Continua a infuriare la battaglia del decretino. Sabato scorso è scesa in piazza l’opposizione; sabato prossimo lo farà pure la maggioranza. Nel frattempo i sondaggi segnalano cali della popolarità del governo e del premier, ma soprattutto che il centrosinistra, come al solito, non se ne avvantaggia: se tutto va bene, perderà meno regioni di quelle previste qualche mese fa. E il bello è che tutta questa tempesta in un bicchier d’acqua nasce solo dalla pretesa del Cavaliere di trasformare un appuntamento elettorale regionale nell’ennesimo plebiscito pro o contro la propria persona: un po’ come Napoleone imperatore, che aveva bisogno di sempre nuove guerre per puntellare la propria dubbia legittimità.

La differenza, ovviamente, è che Napoleone ha fatto anche l’omonimo codice, ancora vigente in Francia due secoli dopo, mentre Berlusconi si limita a sfornare decreti e decretini: così generando solo valanghe di decretinate, anche da parte dell’opposizione, e distraendo definitivamente il paese da discussioni più serie. Personalmente – per quel che conta – non riesco più neppure a indignarmi: come fanno, o fingono di fare, quasi tutti. Intanto, uno non può restare indignato ininterrottamente per quindici anni: d’ogni tanto deve anche respirare.  Ma soprattutto, rispetto alle tante illegalità già consumate, dal conflitto di interessi in giù, tutti questa storia sembra solo uno scherzo poco divertente.

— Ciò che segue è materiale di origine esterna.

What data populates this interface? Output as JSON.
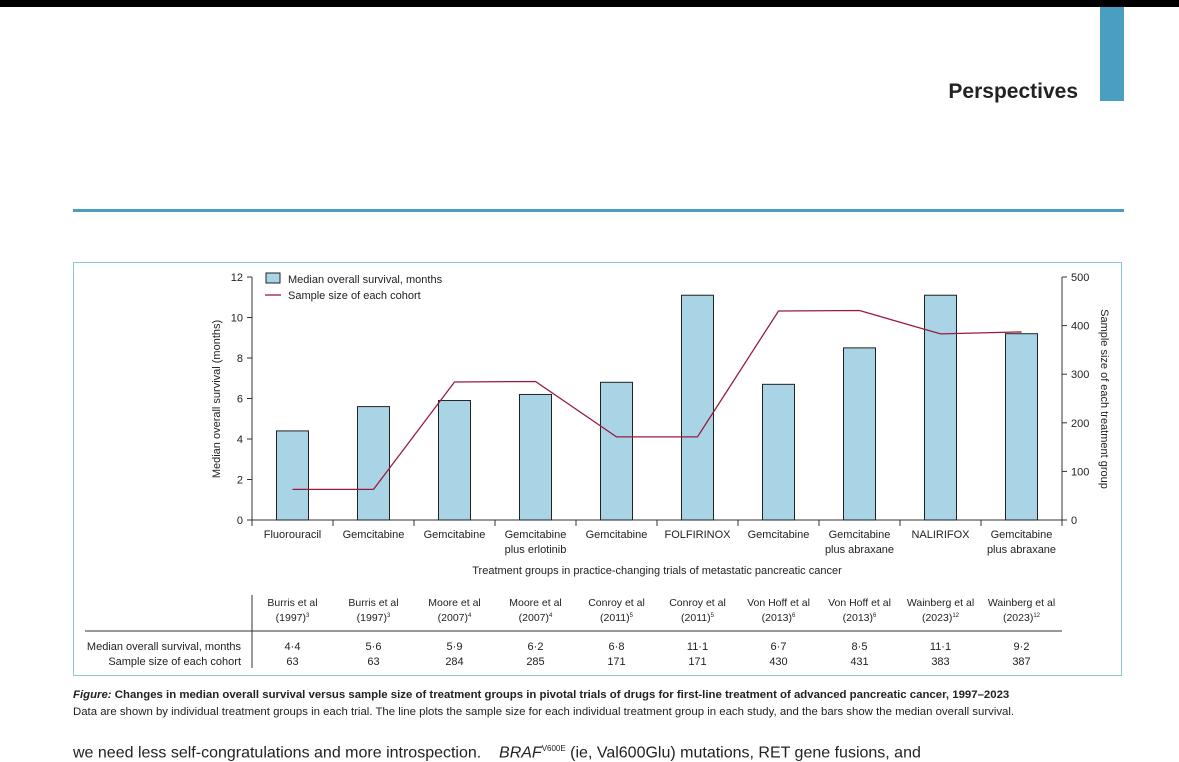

Prendiamo la legge elettorale: la regola stessa della democrazia, diranno alcuni. In realtà, come ha mostrato Simona Viola su questo sito, la legge elettorale regionale, per mettere i bastoni fra le ruote alle formazioni minori, ha finito per rivelarsi troppo esigente anche per quelle maggiori: che si sono sempre procurate le firme contraffacendole o clonandole, e comunque sfruttando la compiacenza degli autenticatori. Non sorprende che la pentola sia stata scoperchiata dai radicali: i quali, a differenza degli altri, non hanno sindaci, assessori o consiglieri disposti a chiudere entrambi gli occhi sulle irregolarità. Sorprende, semmai, che a registrare gli abusi siano stati i giudici amministrativi: e non quelli ordinari, nonostante i soliti strilli governativi contro il complotto delle toghe rosse.
Anche sul decretino d’interpretazione autentica della legislazione elettorale, con tutta la buona volontà, non riesco a scandalizzarmi; l’unica cosa davvero desolante mi sembra l’insipienza degli autori, capaci di produrre un provvedimento inutile per la Lombardia, invalido per il Lazio, e che nondimeno occupa da settimane le prime pagine dei giornali. Meno ancora riesco a prendermela con il Presidente Napolitano: che se davvero avesse dovuto rifiutare la propria firma a tutti i provvedimenti incostituzionali del governo, non avrebbe fatto altro in tutto il settennato. Invece, sforzandosi di ricondurre alla ragione il nostro Bonaparte, e rifiutando la propria firma solo in casi clamorosi come quello di Eluana, Napolitano ha mostrato cosa voglia dire avere il senso delle istituzioni.